What’s a super fun way to spend a Sunday afternoon?  Singing along with Julie Andrews at the top of your lungs with a group of friends and a sold-out theatre full of grown-ups and children who are all doing the same.
We were in the 5th Avenue theatre, an ornate old building downtown
where the touring Broadway plays come — much more comfortable
than the side of the mountain at Sundance, where I did the last Sound of
Music
 sing along!
As we walked in, they handed us little bags with everything we’d need
for the sing-along.

Flash cards for the song “What do you do with a problem like Maria”

A fabric swatch.  After the Captain turns down Julie’s request for fabric,
she’s at a loss for what to do — that is, until the helpful audience waives their
fabric swatches at her and tells her to just turn around and look at the drapes!

We were all invited to the fact party that the Captain and the Baroness (hiss)
threw to show off the singing children!  

Party poppers to be popped at the precise moment of Julie and
the Captain’s first kiss (though many smart alecks improvised popping
at other times, which was often hilarious)

And of course, a sprig of edelweiss, to be waived in the air like a lighter
at a rock concert when the Captain sings “Edelweiss”

Once the lederhosen-clad master of ceremonies had explained the proper use of our props, he quickly covered all the other instructions:  These included various noises (hissing for the Baroness, barking for Rolf, booing for the Nazis, cooing for Gretel), movements (hand gestures for the “Favorite Things” song, bowing for the woman who gets third place in the music festival), and cheering (every time Julie Andrews comes on screen).  Then we had a costume contest, where the finalists consisted of a family in full von Trapp costume, a couple dressed up like Schnitzel with Noodles, and a bunch of little kids dressed as Do Re Mi Fa So La and Ti.

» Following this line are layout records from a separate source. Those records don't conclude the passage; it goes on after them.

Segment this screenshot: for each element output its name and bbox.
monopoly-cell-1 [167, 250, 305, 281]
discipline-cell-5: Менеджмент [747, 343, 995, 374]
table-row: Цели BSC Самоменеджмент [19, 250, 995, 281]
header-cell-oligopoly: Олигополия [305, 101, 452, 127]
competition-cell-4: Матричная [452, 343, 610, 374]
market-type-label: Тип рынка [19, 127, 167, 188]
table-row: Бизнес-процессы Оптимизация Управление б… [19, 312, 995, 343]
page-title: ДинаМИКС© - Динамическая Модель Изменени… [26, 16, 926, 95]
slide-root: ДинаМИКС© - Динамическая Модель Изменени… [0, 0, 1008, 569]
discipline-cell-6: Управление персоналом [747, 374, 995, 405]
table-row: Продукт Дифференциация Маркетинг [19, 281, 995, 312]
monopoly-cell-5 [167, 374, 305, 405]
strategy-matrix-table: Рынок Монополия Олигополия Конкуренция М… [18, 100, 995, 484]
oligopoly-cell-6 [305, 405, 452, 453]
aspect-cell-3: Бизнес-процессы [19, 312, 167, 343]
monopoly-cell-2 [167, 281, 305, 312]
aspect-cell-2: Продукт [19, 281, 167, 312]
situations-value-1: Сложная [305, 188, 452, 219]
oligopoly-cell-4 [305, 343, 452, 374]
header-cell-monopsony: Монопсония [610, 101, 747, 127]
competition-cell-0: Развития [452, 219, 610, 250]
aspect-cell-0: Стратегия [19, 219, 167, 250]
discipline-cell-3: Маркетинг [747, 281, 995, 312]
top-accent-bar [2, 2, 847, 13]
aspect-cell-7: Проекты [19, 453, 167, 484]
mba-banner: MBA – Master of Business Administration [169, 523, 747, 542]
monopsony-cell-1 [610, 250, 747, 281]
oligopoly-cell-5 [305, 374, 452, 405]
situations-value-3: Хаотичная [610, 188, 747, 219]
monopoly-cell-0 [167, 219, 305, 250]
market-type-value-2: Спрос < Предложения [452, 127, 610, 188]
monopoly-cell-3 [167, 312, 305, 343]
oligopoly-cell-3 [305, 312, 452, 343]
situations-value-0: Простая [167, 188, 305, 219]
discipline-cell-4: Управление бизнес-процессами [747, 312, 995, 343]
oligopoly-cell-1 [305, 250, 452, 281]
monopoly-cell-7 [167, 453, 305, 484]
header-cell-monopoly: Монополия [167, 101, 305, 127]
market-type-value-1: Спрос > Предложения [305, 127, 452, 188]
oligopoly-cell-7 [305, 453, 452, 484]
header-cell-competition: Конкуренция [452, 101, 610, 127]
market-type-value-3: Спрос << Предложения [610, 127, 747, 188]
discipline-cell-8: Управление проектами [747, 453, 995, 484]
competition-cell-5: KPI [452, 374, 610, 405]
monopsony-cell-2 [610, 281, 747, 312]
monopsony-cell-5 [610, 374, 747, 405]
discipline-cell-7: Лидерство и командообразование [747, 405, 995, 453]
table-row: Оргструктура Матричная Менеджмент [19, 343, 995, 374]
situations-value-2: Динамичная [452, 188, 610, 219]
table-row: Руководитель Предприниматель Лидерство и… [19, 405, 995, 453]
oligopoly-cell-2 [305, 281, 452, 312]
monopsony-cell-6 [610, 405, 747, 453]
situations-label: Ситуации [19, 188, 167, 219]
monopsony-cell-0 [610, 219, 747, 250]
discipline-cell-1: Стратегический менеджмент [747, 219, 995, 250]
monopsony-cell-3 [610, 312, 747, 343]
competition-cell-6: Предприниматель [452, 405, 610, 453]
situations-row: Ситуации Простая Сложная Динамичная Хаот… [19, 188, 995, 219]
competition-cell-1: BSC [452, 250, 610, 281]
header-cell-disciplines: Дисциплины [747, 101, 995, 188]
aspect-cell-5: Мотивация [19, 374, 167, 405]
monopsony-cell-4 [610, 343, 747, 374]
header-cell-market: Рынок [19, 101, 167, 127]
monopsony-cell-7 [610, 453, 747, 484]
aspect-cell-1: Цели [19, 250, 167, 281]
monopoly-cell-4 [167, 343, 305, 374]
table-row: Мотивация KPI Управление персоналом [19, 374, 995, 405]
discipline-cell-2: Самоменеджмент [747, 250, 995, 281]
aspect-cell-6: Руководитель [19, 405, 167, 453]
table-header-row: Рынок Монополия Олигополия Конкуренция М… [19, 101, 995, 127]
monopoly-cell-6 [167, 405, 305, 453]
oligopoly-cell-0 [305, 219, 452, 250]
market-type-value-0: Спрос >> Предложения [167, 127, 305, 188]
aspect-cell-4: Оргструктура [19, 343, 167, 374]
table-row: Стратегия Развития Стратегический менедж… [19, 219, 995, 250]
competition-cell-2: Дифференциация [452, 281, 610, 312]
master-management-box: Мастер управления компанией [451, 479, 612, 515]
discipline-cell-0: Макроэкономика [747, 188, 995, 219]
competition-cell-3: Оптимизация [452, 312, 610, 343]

Finally the lights dimmed and the movie started rolling.  It was a contest to see who could first spot Julie Andrews on the mountain top, and then of course we had to reminder her (loudly) that if the hills truly are alive with the sound of music, then you can’t just sing about it, you have to sing AND TWIRL!
Twirling!

Singing along to a movie like this, with a crowd like the one we had, is delightful and silly and oh, so much fun!  Watching the movie as an adult brings back all those great memories of seeing it as a kid, only this time with a little different perspective.  You notice, for example, how awful the song “I am Sixteen Going on Seventeen” is, and just how terrific the Reverend Mother is.  And you leave wanting to be more like Julie Andrews and thinking if her Maria character and Cary Grant’s Dudley character (from The Bishop’s Wife) ever had children, they would be unstoppable charmers and so good that they’d probably get translated on the spot.

One comment

  1. How fun was that?! It made me smile just reading this! Where were all the props and fun stuff when I was a kid watching the movie 7, 8, 9… times? And you're right, the “I am Sixteen…” song is SO cheesy!